The loudest wake-up call may be coming from what economists call the paycheck-to-paycheck’ sector of our society. Those people whose personal savings are non-existent, and live in a state of silent dread that if they lose their job or - Karl are you listening – become victim to some catastrophic illness or calamity, they too, will end up like the hundreds of thousands Katrina evacuees now shipwrecked with no place to call home.

The politics of self preservation – the one tenet Bushies exploited like no other - is indeed a powerful force, especially when it turns on a government who wielded it like a 50 megaton Taser. When paycheck-to-paycheckers watched in disbelief as Katrina made keystone cops out of the same Federal government who promised – for four years running – we got your back – you could make a bet the game was over! When they saw disabled Grandmothers being floated in cardboard boxes – or read about scores of citizens left to die in an abandoned hospital, not accounted for until days later – they realized in the most visceral way possible that – No – you don’t have our backs – and you just lost our hearts and minds too.

There was never any doubt prior to Katrina that, statistically, the paycheck-to-paycheck sector were the truly forgotten middle class, much poorer than 40 years ago, and according to a recent AC Nielsen survey, ranked a sorry #1 in the industrialized world when it comes to not having enough money left over after covering essential living expenses. 28% of Americans now claim to be living paycheck to paycheck, in worse shape than economic fiefdoms like Portugal (24%), and Brazil (23%), with an astounding 42% of Americans now making less than $25,000 a year. Most in that pay-grid (a favorite Cheney term, not mine) don’t have insurance or are woefully under-insured (new meaning has been given to that term by insurance carriers refusing ‘flood’ claims as separate, non-covered events in their hurricane policies) and a recent USA Today/Harvard School of Public Health survey revealed that 62% of Americans who consider themselves ‘struggling’ to pay medical bills are doing so despite having health coverage.

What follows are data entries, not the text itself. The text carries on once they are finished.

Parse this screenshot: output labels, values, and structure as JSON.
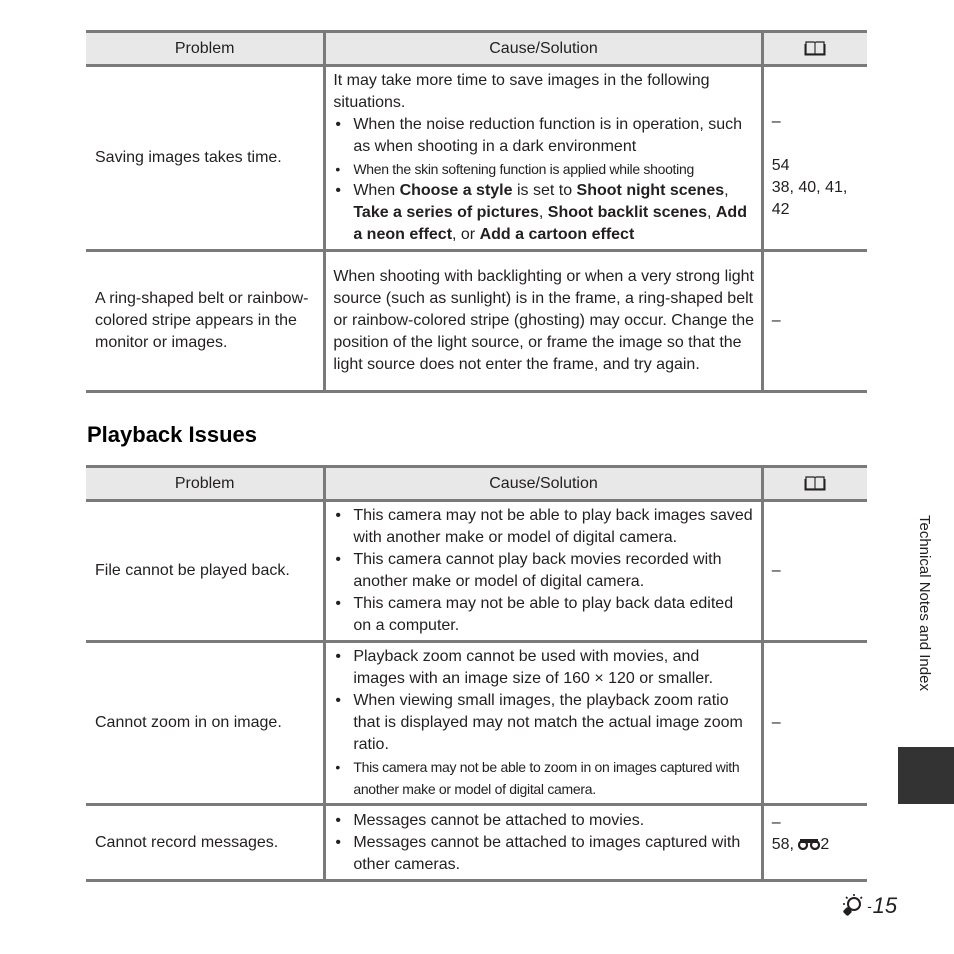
{
  "table1": {
    "headers": {
      "problem": "Problem",
      "cause": "Cause/Solution",
      "ref_icon": "book-icon"
    },
    "rows": [
      {
        "problem": "Saving images takes time.",
        "intro": "It may take more time to save images in the following situations.",
        "bullets": {
          "b1": "When the noise reduction function is in operation, such as when shooting in a dark environment",
          "b2": "When the skin softening function is applied while shooting",
          "b3": {
            "p1": "When ",
            "s1": "Choose a style",
            "p2": " is set to ",
            "s2": "Shoot night scenes",
            "p3": ", ",
            "s3": "Take a series of pictures",
            "p4": ", ",
            "s4": "Shoot backlit scenes",
            "p5": ", ",
            "s5": "Add a neon effect",
            "p6": ", or ",
            "s6": "Add a cartoon effect"
          }
        },
        "refs": {
          "r1": "–",
          "r2": "54",
          "r3": "38, 40, 41, 42"
        }
      },
      {
        "problem": "A ring-shaped belt or rainbow-colored stripe appears in the monitor or images.",
        "cause": "When shooting with backlighting or when a very strong light source (such as sunlight) is in the frame, a ring-shaped belt or rainbow-colored stripe (ghosting) may occur. Change the position of the light source, or frame the image so that the light source does not enter the frame, and try again.",
        "ref": "–"
      }
    ]
  },
  "section_title": "Playback Issues",
  "table2": {
    "headers": {
      "problem": "Problem",
      "cause": "Cause/Solution",
      "ref_icon": "book-icon"
    },
    "rows": [
      {
        "problem": "File cannot be played back.",
        "bullets": [
          "This camera may not be able to play back images saved with another make or model of digital camera.",
          "This camera cannot play back movies recorded with another make or model of digital camera.",
          "This camera may not be able to play back data edited on a computer."
        ],
        "ref": "–"
      },
      {
        "problem": "Cannot zoom in on image.",
        "bullets": [
          "Playback zoom cannot be used with movies, and images with an image size of 160 × 120 or smaller.",
          "When viewing small images, the playback zoom ratio that is displayed may not match the actual image zoom ratio.",
          "This camera may not be able to zoom in on images captured with another make or model of digital camera."
        ],
        "ref": "–"
      },
      {
        "problem": "Cannot record messages.",
        "bullets": [
          "Messages cannot be attached to movies.",
          "Messages cannot be attached to images captured with other cameras."
        ],
        "refs": {
          "r1": "–",
          "r2_prefix": "58, ",
          "r2_icon": "binoculars-icon",
          "r2_suffix": "2"
        }
      }
    ]
  },
  "side_tab": {
    "label": "Technical Notes and Index"
  },
  "footer": {
    "page_icon": "lightbulb-icon",
    "page_number": "15",
    "page_dash": "-"
  }
}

Ignored by the Bush administration (and the Reagan and Bush juggernauts before Dubya) you better believe this sector is now angry and on the hunt for someone to blame. It was the great HL Mencken who said ‘criticism is prejudice mad plausible.’ Bush may get a bump in the numbers from miming LBJ, but he’ll never again regain the full trust of the millions of Amercians scraping by for a living. Because there’s no image more ‘plausible’ in the American landscape now than the thought it could be ‘my Grandma’ who gets shipwrecked next.